The second issue is that urinary retention can be a feature in CJD. Previous reports of a typical form [1] and spinal predominant form [2] of CJD reported that urinary retention did occur. These findings are in clear contrast with the evidence that urinary retention in AD is extremely rare, provided that other etiologies of urinary retention are carefully excluded. Other common etiologies of urinary retention in the elderly include prostate hypertrophy in men, pelvic organ prolapse in women, and diabetic neuropathy and lumbar spondylosis in both men and women. Our case did not have any of these etiologies. After excluding these etiologies, Yano et al. [1] further urodynamically examined two CJD cases. Case 1 (a 67-year-old man) had typical acute cognitive deterioration with urinary retention that needed a Foley catheter, while case 2 (a 62-year-old woman) had subacute cognitive deterioration (that started after admission) and nocturia.
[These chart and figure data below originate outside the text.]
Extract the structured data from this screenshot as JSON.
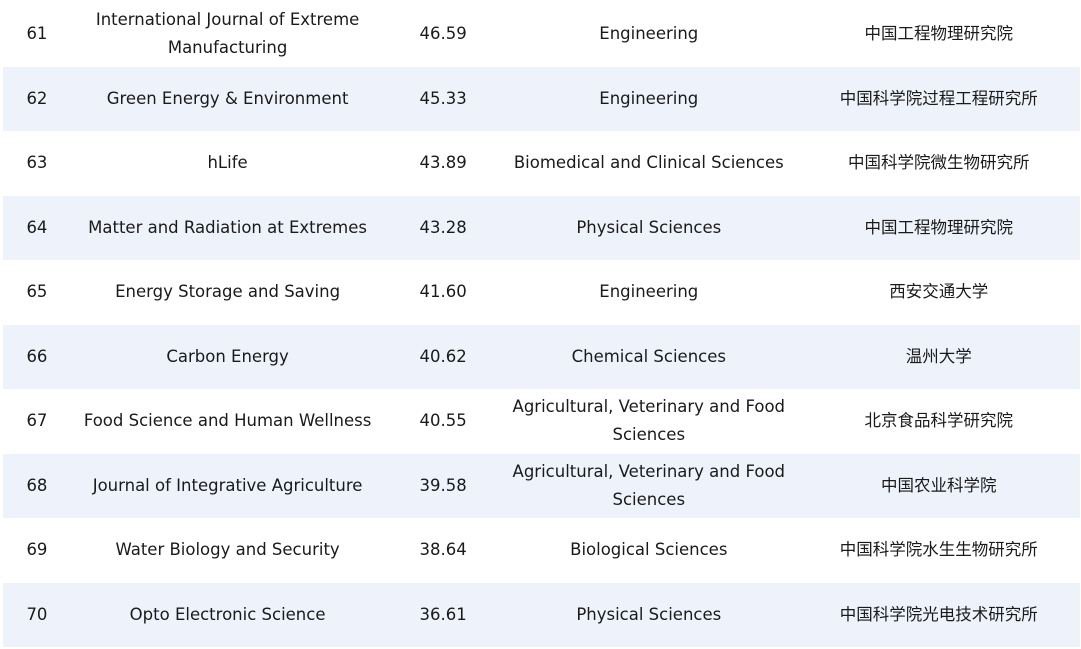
{
  "table": {
    "rows": [
      {
        "rank": "61",
        "name": "International Journal of Extreme Manufacturing",
        "score": "46.59",
        "field": "Engineering",
        "institution": "中国工程物理研究院"
      },
      {
        "rank": "62",
        "name": "Green Energy & Environment",
        "score": "45.33",
        "field": "Engineering",
        "institution": "中国科学院过程工程研究所"
      },
      {
        "rank": "63",
        "name": "hLife",
        "score": "43.89",
        "field": "Biomedical and Clinical Sciences",
        "institution": "中国科学院微生物研究所"
      },
      {
        "rank": "64",
        "name": "Matter and Radiation at Extremes",
        "score": "43.28",
        "field": "Physical Sciences",
        "institution": "中国工程物理研究院"
      },
      {
        "rank": "65",
        "name": "Energy Storage and Saving",
        "score": "41.60",
        "field": "Engineering",
        "institution": "西安交通大学"
      },
      {
        "rank": "66",
        "name": "Carbon Energy",
        "score": "40.62",
        "field": "Chemical Sciences",
        "institution": "温州大学"
      },
      {
        "rank": "67",
        "name": "Food Science and Human Wellness",
        "score": "40.55",
        "field": "Agricultural, Veterinary and Food Sciences",
        "institution": "北京食品科学研究院"
      },
      {
        "rank": "68",
        "name": "Journal of Integrative Agriculture",
        "score": "39.58",
        "field": "Agricultural, Veterinary and Food Sciences",
        "institution": "中国农业科学院"
      },
      {
        "rank": "69",
        "name": "Water Biology and Security",
        "score": "38.64",
        "field": "Biological Sciences",
        "institution": "中国科学院水生生物研究所"
      },
      {
        "rank": "70",
        "name": "Opto Electronic Science",
        "score": "36.61",
        "field": "Physical Sciences",
        "institution": "中国科学院光电技术研究所"
      }
    ]
  }
}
Urodynamic features of these cases are detrusor overactivity during bladder filling, detrusor underactivity during voiding (inconclusive), decreased bladder sensation, and neurogenic change in the motor unit potentials of external sphincter electromyogram (EMG). These urodynamic findings are in accordance with the reported pathology in CJD, e.g., an involvement of the anterior horn, Clarke's column, intermediolateral column, and posterior column [3].
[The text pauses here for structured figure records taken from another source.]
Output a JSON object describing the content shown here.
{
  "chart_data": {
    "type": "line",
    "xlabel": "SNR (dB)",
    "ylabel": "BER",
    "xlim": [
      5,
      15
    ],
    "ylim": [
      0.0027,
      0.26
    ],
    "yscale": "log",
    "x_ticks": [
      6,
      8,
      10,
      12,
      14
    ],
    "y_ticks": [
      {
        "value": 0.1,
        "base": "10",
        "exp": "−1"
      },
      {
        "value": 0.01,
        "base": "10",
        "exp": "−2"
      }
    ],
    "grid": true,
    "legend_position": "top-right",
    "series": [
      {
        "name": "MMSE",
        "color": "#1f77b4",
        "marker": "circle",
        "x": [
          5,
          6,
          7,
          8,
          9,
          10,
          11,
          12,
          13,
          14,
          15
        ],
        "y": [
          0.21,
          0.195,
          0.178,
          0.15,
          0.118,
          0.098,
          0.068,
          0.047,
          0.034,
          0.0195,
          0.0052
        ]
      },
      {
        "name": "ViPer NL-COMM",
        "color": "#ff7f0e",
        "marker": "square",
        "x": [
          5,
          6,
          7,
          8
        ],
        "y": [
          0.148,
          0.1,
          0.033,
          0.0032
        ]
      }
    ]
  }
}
Although the number of patients examined is too small for conclusion, provided that other etiologies of urinary retention are carefully excluded, urinary retention seems to become a feature in CJD. Therefore, physicians are advised to evaluate pelvic floor function in CJD particularly by checking post-void residuals.

Statement of Ethics

This study was conformed to the Ethical Standards of Helsinki and approved by the Ethics Committee of the Sakura Medical Center, Toho University. The patient's family has given written informed consent to publish this case (including publication of images).

Disclosure Statement

The authors have no conflicts of interest to disclose.

Funding Sources

No funding was received.

Author Contributions

Aiba Y. participated in the acquisition, analysis, and interpretation of data. Sakakibara R. participated in the study concept and design, acquisition of data, analysis, and manuscript editing. Iimura A. participated in the acquisition of data. Inoue C. participated in the acquisition of data. Terayama K. participated in the acquisition of data. Suzuki K. participated in the acquisition of data. Katsuragawa S. participated in the acquisition of data. Tateno F. participated in the acquisition of data. Ogata T. participated in the acquisition of data.